Kamis, 12 Juni 2014

Kisah di Balik Sehelai Kain

Ruangan berdinding putih lusuh itu sangat sederhana. Namun, di ruangan yang menyimpan delapan alat tenun tradisional dari kayu dan bambu itulah, wanita-wanita Desa Siem melestarikan tenun khas Aceh yang terkenal indah. Menurut Dahlia, salah satu penenun, Desa Siem, Kecamatan Darussalam, –yang dapat dicapai dalam 30 menit dengan bermobil dari kota Banda Aceh--menjadi satu-satunya desa yang masih bertahan menghasilkan kain tenun Aceh.

Ketika femina berkunjung, tampak beberapa wanita menekuni alat tenun masing-masing. Mereka menenun helai demi helai dari sekitar 2.000 benang. Cerita tentang songket Desa Siem diawali oleh (alm) Maryamun (Nyak Mu), seorang wanita yang mendedikasikan sepanjang hidupnya untuk merawat warisan leluhurnya.

Nyak Mu, yang sudah meninggal 3 tahun lalu, mendirikan usaha tenun songket Aceh sejak tahun 1973. Ia mengajari wanita-wanita yang datang dari Aceh Timur, Lamno, Aceh Besar, serta Banda Aceh, menenun. Setelah mahir, mereka membuka usaha sendiri di desa asalnya.




Nyak Mu, Menjaga Tradisi Tenun Songket Aceh

Oleh : Ahmad Arif

Keseharian Maryamun (70) memang tak pernah jauh dari selembar kain. Dari tangan perempuan tua itu telah terjaga sebuah tradisi Aceh. Melewati empat periode peperangan, yang disusul bencana tsunami. Perempuan itu telah menjaga dan mewariskan sebuah tradisi penciptaan tenun songket Aceh kepada generasi yang lebih muda.

Sejak mendirikan usaha tenun songket Aceh pada tahun 1973, Maryamun atau biasa dipanggil Nyak Mu—nyak adalah panggilan di Aceh untuk perempuan tua—telah menjadi guru bagi ratusan perempuan Aceh yang datang dari Aceh Timur, Lamno, Aceh Besar, serta Banda Aceh. Mereka berguru ke Nyak Mu di Desa Siem, Kecamatan Darussalam, Aceh Besar, dan setelah mahir membuka usaha sendiri di desa asalnya.

Nyak Mu tak hanya fasih meniru motif tradisional, tetapi juga mahir menciptakan motif baru. Puluhan motif baru telah diciptakannya, di antaranya pintu Aceh dan bungong kertah. Motif-motif tradisional dan ciptaan Nyak Mu itu kemudian dibukukan Dinas Perindustrian dan Perdagangan Aceh tahun 1992.

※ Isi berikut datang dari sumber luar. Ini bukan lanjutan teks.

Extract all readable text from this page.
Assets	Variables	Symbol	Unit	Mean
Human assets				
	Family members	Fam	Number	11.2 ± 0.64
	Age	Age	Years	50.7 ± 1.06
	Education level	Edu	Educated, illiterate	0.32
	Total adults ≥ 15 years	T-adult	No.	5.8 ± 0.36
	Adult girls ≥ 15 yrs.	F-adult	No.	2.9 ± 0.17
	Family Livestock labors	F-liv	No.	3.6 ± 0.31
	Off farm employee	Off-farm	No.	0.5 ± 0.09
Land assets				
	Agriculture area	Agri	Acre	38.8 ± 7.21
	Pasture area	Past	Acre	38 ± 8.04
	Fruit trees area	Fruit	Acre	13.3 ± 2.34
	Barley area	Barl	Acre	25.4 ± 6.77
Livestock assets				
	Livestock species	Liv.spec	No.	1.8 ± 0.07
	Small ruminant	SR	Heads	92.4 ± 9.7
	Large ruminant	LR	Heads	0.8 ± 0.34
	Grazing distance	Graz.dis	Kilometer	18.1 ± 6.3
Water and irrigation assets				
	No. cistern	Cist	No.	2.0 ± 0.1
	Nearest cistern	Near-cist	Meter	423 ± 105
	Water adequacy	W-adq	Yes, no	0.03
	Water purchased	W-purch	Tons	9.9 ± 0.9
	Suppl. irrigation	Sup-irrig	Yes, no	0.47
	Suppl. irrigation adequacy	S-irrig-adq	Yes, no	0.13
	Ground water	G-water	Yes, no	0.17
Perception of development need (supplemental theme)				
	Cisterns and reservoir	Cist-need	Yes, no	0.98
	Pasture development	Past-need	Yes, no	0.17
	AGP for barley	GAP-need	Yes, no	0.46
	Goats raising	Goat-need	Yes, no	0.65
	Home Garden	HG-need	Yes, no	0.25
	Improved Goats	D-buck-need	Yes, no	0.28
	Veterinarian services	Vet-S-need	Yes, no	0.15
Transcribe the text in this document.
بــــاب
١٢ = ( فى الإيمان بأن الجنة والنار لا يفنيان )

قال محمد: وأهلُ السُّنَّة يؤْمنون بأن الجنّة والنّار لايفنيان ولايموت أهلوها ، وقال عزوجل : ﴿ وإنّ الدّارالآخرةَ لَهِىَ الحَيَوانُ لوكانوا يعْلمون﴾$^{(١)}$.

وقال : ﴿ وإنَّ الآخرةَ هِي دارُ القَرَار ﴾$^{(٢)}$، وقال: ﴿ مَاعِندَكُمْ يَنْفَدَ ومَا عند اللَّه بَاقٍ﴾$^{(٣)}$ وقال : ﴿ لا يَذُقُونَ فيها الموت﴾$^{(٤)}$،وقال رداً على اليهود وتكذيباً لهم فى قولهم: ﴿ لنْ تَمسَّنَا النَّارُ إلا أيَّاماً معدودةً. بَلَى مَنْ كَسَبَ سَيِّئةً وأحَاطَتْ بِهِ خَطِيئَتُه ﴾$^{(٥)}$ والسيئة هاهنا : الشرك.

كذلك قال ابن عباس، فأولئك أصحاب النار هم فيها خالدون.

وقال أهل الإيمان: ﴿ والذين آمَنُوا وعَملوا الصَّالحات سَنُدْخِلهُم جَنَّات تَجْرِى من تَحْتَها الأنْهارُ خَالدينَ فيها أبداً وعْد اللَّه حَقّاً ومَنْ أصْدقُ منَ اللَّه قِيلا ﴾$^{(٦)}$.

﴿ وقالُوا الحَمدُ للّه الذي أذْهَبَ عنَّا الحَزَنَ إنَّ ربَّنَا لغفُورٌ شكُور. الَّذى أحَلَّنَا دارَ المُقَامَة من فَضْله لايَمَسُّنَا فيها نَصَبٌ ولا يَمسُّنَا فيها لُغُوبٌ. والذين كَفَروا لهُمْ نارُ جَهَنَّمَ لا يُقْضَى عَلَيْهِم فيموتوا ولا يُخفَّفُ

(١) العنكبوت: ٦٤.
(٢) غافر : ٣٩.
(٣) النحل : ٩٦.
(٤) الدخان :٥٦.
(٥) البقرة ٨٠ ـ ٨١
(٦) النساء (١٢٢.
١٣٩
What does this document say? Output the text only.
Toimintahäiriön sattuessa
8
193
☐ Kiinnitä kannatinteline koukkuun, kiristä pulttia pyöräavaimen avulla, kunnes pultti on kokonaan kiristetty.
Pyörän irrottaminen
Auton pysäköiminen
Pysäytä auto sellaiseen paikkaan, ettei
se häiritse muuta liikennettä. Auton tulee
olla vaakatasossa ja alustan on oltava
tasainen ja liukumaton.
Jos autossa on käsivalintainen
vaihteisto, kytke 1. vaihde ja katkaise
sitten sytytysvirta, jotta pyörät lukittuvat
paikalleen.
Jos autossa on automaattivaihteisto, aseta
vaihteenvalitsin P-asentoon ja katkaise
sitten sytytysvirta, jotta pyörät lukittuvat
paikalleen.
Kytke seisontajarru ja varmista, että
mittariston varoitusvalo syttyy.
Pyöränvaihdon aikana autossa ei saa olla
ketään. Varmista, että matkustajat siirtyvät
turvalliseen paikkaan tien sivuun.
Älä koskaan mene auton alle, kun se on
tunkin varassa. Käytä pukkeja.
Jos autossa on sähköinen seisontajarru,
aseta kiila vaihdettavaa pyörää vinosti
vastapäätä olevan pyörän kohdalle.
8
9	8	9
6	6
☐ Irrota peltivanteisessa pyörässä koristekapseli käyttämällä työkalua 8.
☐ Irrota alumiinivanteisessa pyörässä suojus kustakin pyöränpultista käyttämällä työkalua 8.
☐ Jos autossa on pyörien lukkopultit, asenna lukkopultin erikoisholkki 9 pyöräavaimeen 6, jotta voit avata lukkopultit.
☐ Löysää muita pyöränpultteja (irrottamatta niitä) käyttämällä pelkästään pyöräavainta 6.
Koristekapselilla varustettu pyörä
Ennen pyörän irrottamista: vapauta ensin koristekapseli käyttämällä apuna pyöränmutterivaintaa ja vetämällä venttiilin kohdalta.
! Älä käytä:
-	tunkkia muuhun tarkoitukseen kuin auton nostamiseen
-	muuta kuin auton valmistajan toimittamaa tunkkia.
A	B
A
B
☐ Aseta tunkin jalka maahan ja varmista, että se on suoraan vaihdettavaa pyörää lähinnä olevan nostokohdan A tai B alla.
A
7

Di era 1980-an hingga awal 1990-an, karya Nyak Mu dijual dan dipamerkan di Jakarta, Bali, hingga Sri Langka, Singapura, dan Malaysia. Di sejumlah tempat itu, Nyak Mu ikut berpameran atau mendemonstrasikan keahliannya membuat songket Aceh. Atas usahanya, pada tahun 1991, Nyak Mu mendapat penghargaan upakarti.